C’est l’histoire d’une dérive et au bout du compte d’un naufrage. Tout part d’un éditeur qui veut faire du neuf. Il lance une collection : « Vérités et légendes », c’est à la fois « tendance » et vieux comme l’édition, « secrets d’Histoire », « dessous de l’Histoire »…
Des auteurs sérieux sont recrutés. Ici, Jean-Clément Martin, spécialiste consacré de la Révolution française, des guerres de Vendée, biographe de Robespierre. Il est de filiation jacobine et a occupé plusieurs années durant la chaire des Mathiez, Lefebvre, Soboul. Il s’est alors senti pousser des ailes. Surtout, il a tourné sa production contre les historiens révisionnistes. Tous ceux qui, dès les années 80, ont dénoncé les manques de l’histoire officielle de la Révolution. Au fil du temps, il est devenu (avec Michel Biard, plus orthodoxe encore) le champion du néo-jacobinisme attaché à réhabiliter Robespierre, si cher à Jean-Luc Mélenchon.

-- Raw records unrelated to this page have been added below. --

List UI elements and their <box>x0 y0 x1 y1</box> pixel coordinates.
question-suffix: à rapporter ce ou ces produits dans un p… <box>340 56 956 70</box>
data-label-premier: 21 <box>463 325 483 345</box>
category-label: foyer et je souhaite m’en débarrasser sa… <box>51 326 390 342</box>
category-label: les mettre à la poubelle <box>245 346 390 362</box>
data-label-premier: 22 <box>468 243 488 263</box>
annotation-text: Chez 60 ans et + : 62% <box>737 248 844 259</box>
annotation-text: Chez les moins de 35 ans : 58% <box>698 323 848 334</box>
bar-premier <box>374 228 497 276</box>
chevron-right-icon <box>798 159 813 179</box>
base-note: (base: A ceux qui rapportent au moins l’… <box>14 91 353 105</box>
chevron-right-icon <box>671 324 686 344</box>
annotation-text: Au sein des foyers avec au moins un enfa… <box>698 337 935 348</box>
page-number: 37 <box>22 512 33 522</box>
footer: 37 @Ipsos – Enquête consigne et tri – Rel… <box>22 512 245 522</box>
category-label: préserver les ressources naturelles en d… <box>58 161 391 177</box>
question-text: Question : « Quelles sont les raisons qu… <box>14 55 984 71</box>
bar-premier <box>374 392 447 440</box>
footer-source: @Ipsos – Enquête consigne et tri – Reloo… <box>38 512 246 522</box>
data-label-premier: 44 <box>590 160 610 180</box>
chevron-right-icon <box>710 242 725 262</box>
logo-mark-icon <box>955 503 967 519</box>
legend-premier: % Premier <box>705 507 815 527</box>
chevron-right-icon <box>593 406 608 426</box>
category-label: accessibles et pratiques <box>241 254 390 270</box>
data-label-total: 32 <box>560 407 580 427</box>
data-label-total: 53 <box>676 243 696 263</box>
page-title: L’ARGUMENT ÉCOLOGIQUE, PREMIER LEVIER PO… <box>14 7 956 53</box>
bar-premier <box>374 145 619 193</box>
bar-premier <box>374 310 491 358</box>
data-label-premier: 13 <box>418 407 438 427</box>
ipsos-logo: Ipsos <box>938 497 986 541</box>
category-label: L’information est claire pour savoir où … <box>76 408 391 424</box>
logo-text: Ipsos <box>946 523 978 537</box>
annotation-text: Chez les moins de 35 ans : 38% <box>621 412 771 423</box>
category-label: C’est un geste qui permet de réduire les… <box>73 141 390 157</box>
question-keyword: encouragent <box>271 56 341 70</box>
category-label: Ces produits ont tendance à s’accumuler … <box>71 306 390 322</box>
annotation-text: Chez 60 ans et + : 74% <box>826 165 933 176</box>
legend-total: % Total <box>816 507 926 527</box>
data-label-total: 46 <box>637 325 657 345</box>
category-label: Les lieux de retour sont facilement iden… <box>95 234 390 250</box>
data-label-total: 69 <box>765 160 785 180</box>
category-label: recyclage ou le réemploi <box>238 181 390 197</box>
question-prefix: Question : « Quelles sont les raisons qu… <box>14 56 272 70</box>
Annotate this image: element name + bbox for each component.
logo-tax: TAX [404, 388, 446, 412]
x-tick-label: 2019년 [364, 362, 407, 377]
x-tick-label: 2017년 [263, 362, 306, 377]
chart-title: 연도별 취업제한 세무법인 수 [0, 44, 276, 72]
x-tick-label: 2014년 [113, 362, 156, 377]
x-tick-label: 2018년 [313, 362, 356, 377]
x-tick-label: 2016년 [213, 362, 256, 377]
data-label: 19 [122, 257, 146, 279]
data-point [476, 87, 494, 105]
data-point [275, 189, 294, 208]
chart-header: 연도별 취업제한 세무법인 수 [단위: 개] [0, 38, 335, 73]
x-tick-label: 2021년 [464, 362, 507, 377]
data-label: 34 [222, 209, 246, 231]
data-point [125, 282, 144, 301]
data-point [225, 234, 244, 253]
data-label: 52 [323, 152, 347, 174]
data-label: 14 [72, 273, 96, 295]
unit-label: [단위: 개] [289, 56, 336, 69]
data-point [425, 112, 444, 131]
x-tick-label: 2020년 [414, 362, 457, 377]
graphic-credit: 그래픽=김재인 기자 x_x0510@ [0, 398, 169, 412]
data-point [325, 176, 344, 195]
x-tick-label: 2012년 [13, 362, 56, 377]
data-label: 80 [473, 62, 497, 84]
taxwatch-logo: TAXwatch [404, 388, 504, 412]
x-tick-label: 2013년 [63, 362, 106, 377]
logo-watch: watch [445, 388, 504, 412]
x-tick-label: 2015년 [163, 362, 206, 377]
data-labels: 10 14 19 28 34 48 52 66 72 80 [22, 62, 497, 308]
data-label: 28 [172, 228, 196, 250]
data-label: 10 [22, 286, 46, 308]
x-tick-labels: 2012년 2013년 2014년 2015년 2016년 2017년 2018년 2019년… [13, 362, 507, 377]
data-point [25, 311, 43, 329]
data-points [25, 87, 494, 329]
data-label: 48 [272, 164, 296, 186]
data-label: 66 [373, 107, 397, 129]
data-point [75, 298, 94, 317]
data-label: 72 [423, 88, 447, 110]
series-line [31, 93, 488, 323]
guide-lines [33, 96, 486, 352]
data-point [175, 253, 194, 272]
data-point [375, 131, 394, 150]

Pourquoi pas ? Il y a de l’idéologisme, forcément réducteur, à droite comme à gauche. Mais, l’ennui avec Martin c’est son approche conceptuelle et même philosophique. Il brasse beaucoup d’auteurs, de Blaise Pascal à Sebald en passant par Hegel, Hannah Arendt ou Raymond Aron. Tout cela picoré, à la va-vite, sans plus de réflexion.
Le résultat, ici, est du déjà lu, un propos ressassé qui frôle le psittacisme et aussi un summum de casuistique et de sophistique : la Terreur n’a jamais existé, c’est une invention des thermidoriens après la chute de l’Incorruptible, reprise par tous les historiens « de droite », grands et petits. C’est un pur fantasme, pire un mythe ! Et la meilleure preuve : « nulle part son instauration figure dans les recueils de loi ».
Jean-Clément Martin s’est mué en négationniste. Pour d’autres périodes, cela se termine devant les tribunaux. Pour 1793, aucun danger, sauf celui de couler en eau profonde, aux yeux ébahis de toute la profession. Mais l’espoir aussi d’être repêché par un Patrick Boucheron, expert en dévoiements.